Two people attempt to break glass by sining a high-pitch tone. Instead, wackily, the glass fills with blood. An anthropomorphized “Physics” then admits she is attempting to stop humans from finding the Higgs Boson - a particle whose discovery would explain much of the inexplicable aspects of modern physics.
This comic serves only as a medium to make a reference to a pop-culture physics concept.
I’m all for an anthropomorphic talking female “Physics.” But the references to Water-into-wine and wine-as-blood allude to Jesus Christ. So the voice in the sky, or at least in the upper-right corner of the last frame, is probably supposed to be God speaking.
The media have popularized the Higgs-Boson by regrettably calling it “the God Particle.” Incidentally, Peter Higgs and most respectable particle physicists don’t like the epithet. The search for the Higgs-Boson is currently conducted at Fermilab’s Tevatron and more famously, though recently, at CERN’s Large Hadron Collider. The media have sensationalized claims about collisions at the LHC. And that it is capable of energies/ temperatures/ conditions “…not seen since the Big Bang,” possibly creating “micro black holes” and other wildly exaggerated safety concerns.
In this comic, God could be addressing the experimental efforts at the LHC because they are possibly disastrous. Or the discovery of the Higgs Boson might reveal too much and unveil some deep mystery, best left hidden. “Don’t peek behind the curtain.” God might even be offended by our hubris and that we dare call it “the God Particle.”
Metaphorically frustrating the efforts of our experimenters is analogous to God’s confounding the languages of the people in the story of the Tower of Babel.

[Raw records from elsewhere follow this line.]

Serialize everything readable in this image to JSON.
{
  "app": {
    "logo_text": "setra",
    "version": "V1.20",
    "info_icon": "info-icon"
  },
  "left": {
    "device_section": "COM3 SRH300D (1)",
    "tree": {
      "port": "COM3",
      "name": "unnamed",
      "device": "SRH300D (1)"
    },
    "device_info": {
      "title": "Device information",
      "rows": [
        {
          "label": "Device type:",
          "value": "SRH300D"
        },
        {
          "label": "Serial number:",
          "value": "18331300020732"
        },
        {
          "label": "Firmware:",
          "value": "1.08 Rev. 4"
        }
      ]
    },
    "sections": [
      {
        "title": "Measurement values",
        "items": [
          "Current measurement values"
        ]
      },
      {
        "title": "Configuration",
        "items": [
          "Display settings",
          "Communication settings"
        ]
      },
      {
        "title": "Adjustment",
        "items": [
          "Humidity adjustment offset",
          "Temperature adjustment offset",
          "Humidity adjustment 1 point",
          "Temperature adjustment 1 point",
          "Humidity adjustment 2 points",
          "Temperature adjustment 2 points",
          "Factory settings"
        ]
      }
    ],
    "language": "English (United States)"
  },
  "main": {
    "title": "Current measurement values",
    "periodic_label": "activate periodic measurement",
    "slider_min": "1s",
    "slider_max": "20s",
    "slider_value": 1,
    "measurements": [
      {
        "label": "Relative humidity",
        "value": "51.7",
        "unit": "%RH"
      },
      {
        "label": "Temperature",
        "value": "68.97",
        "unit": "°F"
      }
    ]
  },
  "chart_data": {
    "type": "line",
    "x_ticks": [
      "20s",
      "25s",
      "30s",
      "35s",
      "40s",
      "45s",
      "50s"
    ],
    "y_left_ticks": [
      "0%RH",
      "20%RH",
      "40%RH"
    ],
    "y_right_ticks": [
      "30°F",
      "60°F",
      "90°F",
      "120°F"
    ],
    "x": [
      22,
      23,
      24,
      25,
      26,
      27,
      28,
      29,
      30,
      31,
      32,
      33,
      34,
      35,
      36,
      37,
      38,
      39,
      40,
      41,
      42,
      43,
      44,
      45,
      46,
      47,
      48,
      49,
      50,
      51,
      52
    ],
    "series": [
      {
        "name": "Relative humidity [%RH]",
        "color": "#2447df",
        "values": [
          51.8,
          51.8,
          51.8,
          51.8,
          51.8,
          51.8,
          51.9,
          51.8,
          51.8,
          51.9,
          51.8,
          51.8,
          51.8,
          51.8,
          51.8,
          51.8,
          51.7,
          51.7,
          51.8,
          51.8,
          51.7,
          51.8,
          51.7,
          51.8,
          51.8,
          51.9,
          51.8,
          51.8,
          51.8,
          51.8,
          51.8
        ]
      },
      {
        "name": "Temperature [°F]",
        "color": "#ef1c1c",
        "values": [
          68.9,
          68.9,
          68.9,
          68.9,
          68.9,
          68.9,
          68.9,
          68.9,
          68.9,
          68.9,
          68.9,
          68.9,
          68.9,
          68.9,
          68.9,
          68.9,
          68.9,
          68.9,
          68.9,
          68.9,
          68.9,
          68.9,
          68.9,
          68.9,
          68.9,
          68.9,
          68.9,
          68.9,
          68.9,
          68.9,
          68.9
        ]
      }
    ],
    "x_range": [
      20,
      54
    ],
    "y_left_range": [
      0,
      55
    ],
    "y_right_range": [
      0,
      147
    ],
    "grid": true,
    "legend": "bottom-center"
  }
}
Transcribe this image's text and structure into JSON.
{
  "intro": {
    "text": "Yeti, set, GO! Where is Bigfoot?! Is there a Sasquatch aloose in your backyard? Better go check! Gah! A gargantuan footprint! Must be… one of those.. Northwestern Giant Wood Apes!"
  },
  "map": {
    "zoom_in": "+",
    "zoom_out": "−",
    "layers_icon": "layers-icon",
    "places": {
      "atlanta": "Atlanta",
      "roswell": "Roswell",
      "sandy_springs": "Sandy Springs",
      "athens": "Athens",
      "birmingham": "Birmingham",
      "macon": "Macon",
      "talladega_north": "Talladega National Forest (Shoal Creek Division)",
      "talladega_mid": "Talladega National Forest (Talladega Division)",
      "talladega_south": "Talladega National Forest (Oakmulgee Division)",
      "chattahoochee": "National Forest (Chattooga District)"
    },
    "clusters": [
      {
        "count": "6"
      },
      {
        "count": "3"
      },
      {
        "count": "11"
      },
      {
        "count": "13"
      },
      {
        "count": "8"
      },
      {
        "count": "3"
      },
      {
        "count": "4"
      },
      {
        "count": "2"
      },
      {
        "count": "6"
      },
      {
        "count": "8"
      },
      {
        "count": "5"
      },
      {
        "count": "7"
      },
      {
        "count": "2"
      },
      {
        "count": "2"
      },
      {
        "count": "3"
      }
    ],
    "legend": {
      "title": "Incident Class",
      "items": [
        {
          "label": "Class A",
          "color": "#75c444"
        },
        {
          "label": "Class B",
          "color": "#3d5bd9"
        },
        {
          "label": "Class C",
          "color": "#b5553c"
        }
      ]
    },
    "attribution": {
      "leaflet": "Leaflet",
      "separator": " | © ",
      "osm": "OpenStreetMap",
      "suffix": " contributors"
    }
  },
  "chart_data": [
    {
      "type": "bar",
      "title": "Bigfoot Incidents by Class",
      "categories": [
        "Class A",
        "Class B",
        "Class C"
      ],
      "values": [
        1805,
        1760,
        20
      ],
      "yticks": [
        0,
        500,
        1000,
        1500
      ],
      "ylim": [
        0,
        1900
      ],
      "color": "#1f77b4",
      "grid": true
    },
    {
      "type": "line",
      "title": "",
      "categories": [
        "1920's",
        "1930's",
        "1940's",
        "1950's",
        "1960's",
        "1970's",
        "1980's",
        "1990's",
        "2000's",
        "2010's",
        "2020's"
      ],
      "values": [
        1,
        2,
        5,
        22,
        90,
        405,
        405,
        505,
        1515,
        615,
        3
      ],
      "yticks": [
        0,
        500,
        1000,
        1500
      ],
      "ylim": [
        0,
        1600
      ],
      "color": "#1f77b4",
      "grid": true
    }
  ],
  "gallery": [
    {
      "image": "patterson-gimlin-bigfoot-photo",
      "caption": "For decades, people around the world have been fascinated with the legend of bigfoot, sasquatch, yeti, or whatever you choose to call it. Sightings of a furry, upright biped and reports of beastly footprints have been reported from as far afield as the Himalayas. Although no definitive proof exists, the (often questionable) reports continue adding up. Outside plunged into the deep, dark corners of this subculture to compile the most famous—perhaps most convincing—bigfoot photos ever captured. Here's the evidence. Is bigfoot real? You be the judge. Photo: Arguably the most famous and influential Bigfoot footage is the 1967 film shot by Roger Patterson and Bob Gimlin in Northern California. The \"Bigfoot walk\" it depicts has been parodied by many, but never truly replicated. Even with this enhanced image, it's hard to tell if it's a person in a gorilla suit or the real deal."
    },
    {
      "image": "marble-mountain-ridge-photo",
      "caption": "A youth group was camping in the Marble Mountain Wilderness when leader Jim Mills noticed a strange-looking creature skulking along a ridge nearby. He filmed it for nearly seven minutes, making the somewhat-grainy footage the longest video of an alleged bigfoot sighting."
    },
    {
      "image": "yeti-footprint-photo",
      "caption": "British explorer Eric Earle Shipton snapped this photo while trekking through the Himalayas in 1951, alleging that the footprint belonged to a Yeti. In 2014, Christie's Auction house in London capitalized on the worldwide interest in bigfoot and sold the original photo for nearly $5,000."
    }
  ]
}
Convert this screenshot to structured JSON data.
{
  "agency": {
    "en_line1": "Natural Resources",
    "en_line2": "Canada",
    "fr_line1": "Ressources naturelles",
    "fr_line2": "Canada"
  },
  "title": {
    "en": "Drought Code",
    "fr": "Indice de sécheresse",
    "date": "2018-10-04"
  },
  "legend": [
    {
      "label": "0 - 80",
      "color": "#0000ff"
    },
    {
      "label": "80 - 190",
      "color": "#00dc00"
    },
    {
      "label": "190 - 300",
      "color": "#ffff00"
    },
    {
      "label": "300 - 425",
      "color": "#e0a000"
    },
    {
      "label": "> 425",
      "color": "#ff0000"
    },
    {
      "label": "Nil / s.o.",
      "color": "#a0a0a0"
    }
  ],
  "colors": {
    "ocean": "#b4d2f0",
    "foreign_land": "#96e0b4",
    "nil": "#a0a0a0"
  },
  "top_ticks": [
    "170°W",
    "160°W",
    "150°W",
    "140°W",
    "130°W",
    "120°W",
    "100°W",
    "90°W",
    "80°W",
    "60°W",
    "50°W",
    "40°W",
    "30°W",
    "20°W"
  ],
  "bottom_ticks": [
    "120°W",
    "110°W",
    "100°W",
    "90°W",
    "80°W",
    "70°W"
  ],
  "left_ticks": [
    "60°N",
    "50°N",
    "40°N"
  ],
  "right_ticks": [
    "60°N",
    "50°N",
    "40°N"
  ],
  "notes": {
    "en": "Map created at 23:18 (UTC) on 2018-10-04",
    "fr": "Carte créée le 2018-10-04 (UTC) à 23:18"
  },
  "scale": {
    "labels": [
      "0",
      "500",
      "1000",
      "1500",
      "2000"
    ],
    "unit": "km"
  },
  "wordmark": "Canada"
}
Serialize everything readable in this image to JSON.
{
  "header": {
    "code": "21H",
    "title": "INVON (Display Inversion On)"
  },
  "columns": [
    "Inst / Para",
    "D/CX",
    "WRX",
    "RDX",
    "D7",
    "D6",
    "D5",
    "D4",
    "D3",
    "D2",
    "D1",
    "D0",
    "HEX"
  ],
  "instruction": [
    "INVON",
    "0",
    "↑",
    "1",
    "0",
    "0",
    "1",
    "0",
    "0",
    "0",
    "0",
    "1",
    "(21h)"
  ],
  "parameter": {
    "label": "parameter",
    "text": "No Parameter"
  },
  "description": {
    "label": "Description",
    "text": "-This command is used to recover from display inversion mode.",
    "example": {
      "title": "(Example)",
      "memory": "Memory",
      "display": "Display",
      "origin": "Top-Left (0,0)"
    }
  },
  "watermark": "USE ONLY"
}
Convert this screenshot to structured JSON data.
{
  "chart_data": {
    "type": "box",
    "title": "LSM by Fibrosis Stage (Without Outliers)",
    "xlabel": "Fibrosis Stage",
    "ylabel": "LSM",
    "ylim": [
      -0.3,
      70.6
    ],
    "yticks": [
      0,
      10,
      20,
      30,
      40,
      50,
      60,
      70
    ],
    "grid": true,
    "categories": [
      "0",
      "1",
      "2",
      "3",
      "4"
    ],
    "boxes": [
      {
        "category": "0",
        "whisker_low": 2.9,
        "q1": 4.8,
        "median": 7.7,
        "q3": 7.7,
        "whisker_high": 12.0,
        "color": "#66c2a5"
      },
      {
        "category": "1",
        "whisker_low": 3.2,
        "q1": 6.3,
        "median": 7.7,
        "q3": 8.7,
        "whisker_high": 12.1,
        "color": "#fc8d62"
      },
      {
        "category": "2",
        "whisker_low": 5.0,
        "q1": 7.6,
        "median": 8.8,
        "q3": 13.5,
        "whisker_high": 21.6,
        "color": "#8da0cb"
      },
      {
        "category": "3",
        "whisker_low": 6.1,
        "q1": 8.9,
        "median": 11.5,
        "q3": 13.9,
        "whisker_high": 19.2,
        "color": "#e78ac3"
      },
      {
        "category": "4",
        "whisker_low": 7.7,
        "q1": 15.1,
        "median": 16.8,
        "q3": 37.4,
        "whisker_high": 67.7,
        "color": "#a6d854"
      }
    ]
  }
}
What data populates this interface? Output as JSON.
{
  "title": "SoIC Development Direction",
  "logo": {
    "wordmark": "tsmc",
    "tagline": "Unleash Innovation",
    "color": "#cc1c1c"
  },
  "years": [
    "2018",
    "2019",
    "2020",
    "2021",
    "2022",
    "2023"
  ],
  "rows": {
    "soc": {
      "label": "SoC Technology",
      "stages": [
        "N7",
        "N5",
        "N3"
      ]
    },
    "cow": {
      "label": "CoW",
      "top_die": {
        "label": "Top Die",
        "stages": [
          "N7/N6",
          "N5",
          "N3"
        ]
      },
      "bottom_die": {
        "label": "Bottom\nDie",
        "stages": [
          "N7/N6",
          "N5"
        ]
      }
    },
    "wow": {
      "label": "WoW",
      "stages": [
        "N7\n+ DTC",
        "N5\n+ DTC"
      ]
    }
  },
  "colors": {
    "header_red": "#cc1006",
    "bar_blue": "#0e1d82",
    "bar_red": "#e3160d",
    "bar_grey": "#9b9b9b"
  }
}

I find it interesting that the two experimenters in this comic are depicted as trying to break a glass by singing. The Higgs mechanism is often described in terms of spontaneous symmetry breaking. Clever kid, this Randall Munroe.
On a more absurd take, one could imagine God directly chiding these two naive experimenters, conducting their own, either literal or metaphorical symmetry breaking Gedankenexperiment, not because it poses any real threat to God, but because it’s rather embarrassing to watch from God’s perspective. Our experimenter’s design an experiment, and expect a certain result. Just as our experimenter’s think they’ve got it. Just when they think they’ve confirmed their hypothesis, thereby bolstering the elegant model they’ve made, of how they think things work (i.e. the Standard model), God, in this comic, under this interpretation, messes with them (or us) a little, by screwing with the physics at the edge of our experimental horizon and our understanding. Rather than confirming our hypothesis, we must revise it. We design new experiments, and eventually have to develop new, more challenging models, to fit the data. God keeps us on our toes. But he has a sense of humor about it.
——————————————-
The Higgs-Boson had been called the “God Particle” in Leon Lederman’s 1993 book, The God Particle: If the Universe Is the Answer, What Is the Question? (To which I, and countless other DA nerds/fans humorously reply, “42!”). The popular media has since perpetuated the epithet “God Particle” to the grief of many particle physicists, including Peter Higgs. While the book, the Nobel prize winner Leon Lederman, and his co-author Dick Teresi wrote was not trivial, it was not without humor. Though the name “God Particle” has become problematic, it should obviously not be taken literally, or too seriously.
You know, that ‘gigantonormous’ synchrotron in Geneva that’ll make mini-black holes and destroy the world. Well, while the popular media tends to laud CERN’s experimental efforts to confirm the existence of the Higgs-Boson, it sometime’s ignores Fermilab’s ongoing work at the Tevatron. Though it’s not a contest really (at least not formally), Fermilab still has a horse in the race. And the Tevatron is a worthy contender. Besides, searching for the Higgs is not the only thing these facilities do. Each have a whole host of important projects. So even if the Higgs proves to be beyond their energetic reach, they still have very important work to do.